MMF significantly reduced the incidence of rejection in the first 6 months, but there was not a significant improvement in graft survival throughout the 3 years after cadaver kidney transplantation.
在北美、欧洲和澳大利亚进行的三项大规模临床试验表明,与安慰剂或硫唑嘌呤相比,霉酚酸酯(MMF)可降低移植后前6个月急性肾移植排斥反应的发生率。本研究扩展了三大洲霉酚酸酯肾移植研究组进行的MMF随机、前瞻性、双盲试验。
患者(n = 503)被随机分为每天接受100 - 150毫克硫唑嘌呤(AZA)(n = 166)、2克MMF(n = 173)或3克MMF(n = 164),从移植时起联合环孢素和泼尼松治疗。
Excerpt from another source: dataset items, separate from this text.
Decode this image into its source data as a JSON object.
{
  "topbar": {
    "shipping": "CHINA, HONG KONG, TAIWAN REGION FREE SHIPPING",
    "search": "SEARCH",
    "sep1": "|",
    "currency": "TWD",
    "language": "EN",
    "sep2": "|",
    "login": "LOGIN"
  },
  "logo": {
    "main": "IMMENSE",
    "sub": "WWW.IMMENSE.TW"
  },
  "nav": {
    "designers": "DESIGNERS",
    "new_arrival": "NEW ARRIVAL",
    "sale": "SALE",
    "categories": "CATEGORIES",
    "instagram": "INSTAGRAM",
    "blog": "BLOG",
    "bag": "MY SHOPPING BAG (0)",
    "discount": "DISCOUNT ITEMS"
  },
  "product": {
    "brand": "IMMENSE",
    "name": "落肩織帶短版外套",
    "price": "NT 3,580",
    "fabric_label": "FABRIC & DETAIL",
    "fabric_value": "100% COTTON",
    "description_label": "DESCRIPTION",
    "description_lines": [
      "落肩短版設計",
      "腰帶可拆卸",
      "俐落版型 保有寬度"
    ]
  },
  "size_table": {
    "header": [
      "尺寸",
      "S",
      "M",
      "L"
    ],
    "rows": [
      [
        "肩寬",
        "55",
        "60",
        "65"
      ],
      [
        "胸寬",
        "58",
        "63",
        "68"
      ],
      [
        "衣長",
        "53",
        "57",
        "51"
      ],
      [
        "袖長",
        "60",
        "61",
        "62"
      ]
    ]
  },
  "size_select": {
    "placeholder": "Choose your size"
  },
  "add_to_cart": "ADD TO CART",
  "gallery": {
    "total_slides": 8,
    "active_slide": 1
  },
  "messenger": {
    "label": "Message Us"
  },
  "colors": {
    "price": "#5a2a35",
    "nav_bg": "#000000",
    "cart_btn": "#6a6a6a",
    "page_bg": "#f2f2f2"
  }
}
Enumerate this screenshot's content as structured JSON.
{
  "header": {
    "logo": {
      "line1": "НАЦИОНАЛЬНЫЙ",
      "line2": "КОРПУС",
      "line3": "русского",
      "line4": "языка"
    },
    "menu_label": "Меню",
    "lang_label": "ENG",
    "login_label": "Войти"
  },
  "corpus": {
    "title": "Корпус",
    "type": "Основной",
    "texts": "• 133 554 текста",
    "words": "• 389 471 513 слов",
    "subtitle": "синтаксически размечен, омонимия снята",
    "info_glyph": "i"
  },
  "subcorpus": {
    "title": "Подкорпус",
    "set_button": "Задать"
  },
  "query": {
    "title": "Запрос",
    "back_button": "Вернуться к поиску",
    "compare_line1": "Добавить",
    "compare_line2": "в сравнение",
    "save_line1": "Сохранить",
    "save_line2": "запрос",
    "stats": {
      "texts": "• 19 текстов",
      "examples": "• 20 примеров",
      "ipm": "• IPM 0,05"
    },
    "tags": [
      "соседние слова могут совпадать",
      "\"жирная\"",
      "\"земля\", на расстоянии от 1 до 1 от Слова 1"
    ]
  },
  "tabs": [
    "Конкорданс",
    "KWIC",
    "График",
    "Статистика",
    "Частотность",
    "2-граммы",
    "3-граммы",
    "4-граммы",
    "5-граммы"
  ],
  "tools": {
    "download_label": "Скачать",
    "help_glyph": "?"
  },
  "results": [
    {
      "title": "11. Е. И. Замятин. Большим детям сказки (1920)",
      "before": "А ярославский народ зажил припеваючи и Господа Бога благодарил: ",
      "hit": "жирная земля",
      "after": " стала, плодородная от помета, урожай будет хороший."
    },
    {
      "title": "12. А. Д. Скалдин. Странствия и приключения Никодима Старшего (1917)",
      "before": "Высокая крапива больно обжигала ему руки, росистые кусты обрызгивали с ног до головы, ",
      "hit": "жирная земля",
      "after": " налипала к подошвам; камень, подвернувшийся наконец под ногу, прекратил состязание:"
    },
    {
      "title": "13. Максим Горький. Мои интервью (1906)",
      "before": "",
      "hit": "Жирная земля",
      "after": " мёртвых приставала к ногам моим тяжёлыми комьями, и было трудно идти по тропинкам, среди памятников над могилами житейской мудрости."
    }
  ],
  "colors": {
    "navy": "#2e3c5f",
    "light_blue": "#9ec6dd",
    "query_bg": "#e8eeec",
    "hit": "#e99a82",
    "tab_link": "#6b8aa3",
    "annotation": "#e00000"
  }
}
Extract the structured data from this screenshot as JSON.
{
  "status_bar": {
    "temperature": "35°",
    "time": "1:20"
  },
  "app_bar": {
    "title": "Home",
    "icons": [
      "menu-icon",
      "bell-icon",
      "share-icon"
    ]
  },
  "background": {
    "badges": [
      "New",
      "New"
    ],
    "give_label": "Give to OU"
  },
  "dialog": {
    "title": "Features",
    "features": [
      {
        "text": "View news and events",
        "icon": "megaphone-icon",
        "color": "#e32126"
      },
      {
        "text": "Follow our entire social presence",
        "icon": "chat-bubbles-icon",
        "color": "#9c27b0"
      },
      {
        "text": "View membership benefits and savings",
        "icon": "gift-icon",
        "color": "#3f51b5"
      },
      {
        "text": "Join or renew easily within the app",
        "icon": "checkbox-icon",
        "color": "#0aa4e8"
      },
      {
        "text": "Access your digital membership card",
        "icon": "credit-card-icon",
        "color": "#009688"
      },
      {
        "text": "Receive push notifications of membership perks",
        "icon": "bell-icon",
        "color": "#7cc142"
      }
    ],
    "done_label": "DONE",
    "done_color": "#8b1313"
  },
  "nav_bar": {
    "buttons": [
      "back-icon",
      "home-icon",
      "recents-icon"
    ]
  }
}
在最初6个月内,与AZA组(35.5%)相比,MMF 2克组(19.7%)和MMF 3克组(15.9%)经活检证实的急性移植排斥反应(BPR)发生率降低了约50%。最初6个月内治疗失败的发生率,包括BPR、死亡、移植肾丢失以及无先前BPR情况下的早期退出,显著降低:AZA组为50%,而MMF 2克组为38.2%(P = 0.0287),MMF 3克组为34.8%(P = 0.0045)。移植后3年,在意向性治疗和实际治疗(治疗90天后进行截尾)分析中,MMF 2克和3克组在移植肾和患者生存率方面与AZA组相比均有优势趋势(意向性治疗:分别为81.9%、84.8%和80.2%;实际治疗:分别为84.0%、86.4%和82.7%),尽管这一趋势未达到统计学显著性。排斥反应是所有组移植肾丢失的主要原因:AZA组为9.9%;MMF 2克组为5.8%;MMF 3克组为3.0%。3年时,所有三组的移植肾功能(意向性治疗和实际治疗)相当。在移植后第一年期间及之后,胃肠道毒性、白细胞减少症和组织侵袭性巨细胞病毒疾病在MMF 3克组更为常见。在1例AZA患者(0.6%)、2例MMF 2克患者(1.2%)和3例MMF 3克患者(1.8%)中诊断出淋巴增殖性疾病。其他(非淋巴增殖性疾病、非皮肤)恶性肿瘤发生在6例AZA患者(3.7%)、4例MMF 2克患者(2.3%)和9例MMF 3克患者(5.5%)中。随访3年时,所有三组的死亡率相当(AZA组为8.6%;MMF 2克组为4.7%;MMF 3克组为9.1%)。
MMF在最初6个月显著降低了排斥反应的发生率,但在尸体肾移植后的3年中,移植肾生存率并未显著提高。